Von Volker Kreisl, Stuttgart

Schon wieder Turnen. Reck, Boden, Pferd, Ringe, Sprung, Barren, es mussten ja alle sechs Geräte sein. Und auch die Grundlagen, den Spagat also. Spagat! Den mochte er überhaupt nicht. Also verdrückte er sich öfter mal aus der nach Schweiß und Magnesia riechenden Halle, "wenn's unangenehm wurde". Klar, Turnen macht Spaß im Team, aber es ist anstrengend, und weil er "immer der Schlechteste" war, stand es außer Frage: Er war absolut "nicht der geborene Turner".

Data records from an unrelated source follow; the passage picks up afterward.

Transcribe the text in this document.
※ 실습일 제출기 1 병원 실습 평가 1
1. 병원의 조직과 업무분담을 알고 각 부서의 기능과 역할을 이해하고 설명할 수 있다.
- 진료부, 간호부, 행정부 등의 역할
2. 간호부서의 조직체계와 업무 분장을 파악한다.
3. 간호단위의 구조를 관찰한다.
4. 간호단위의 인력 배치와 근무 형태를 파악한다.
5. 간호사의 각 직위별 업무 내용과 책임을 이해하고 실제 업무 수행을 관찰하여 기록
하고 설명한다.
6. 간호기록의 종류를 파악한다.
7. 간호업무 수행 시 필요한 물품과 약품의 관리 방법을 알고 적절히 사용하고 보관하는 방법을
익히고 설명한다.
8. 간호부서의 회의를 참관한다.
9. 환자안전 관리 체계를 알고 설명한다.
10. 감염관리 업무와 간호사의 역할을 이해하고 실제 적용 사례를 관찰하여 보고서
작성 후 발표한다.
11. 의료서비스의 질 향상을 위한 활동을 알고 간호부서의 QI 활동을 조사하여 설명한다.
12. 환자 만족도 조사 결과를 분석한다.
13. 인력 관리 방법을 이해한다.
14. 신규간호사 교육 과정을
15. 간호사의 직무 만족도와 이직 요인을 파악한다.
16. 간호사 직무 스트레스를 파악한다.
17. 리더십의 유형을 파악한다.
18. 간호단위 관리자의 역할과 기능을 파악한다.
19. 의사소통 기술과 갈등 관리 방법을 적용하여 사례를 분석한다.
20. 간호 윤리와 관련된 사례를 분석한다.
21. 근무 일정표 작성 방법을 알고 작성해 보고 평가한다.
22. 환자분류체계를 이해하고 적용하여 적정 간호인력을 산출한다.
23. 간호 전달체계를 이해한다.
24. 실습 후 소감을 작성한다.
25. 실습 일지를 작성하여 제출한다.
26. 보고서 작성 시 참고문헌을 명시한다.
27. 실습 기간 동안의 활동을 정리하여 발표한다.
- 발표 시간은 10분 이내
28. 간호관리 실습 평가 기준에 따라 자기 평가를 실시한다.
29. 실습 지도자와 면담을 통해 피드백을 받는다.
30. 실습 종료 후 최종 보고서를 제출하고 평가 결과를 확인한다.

Nur, jetzt ist Andreas Toba der vielseitigste und wichtigste Deutsche bei der WM. Noch nie hat er eine große Medaille gewonnen, und doch ist er nicht wegzudenken aus dem Team. Mit seiner Vielseitigkeit und sauberen Turnweise ist er seit Jahren der beste deutsche Mehrkämpfer und steuert oft die entscheidenden Zehntel für die Gesamtnote bei. Berühmt ist er deshalb auch geworden, nämlich als er sich bei Olympia 2016 in Rio trotz frischen Kreuzbandrisses mit dicker Bandage noch aufs Pauschenpferd schwang, weil die anderen das Pferd so wenig mochten wie Toba seinerzeit den Spagat. Seine Note brachte die Deutschen weiter, und ihm selber später den Publikums-Bambi ein.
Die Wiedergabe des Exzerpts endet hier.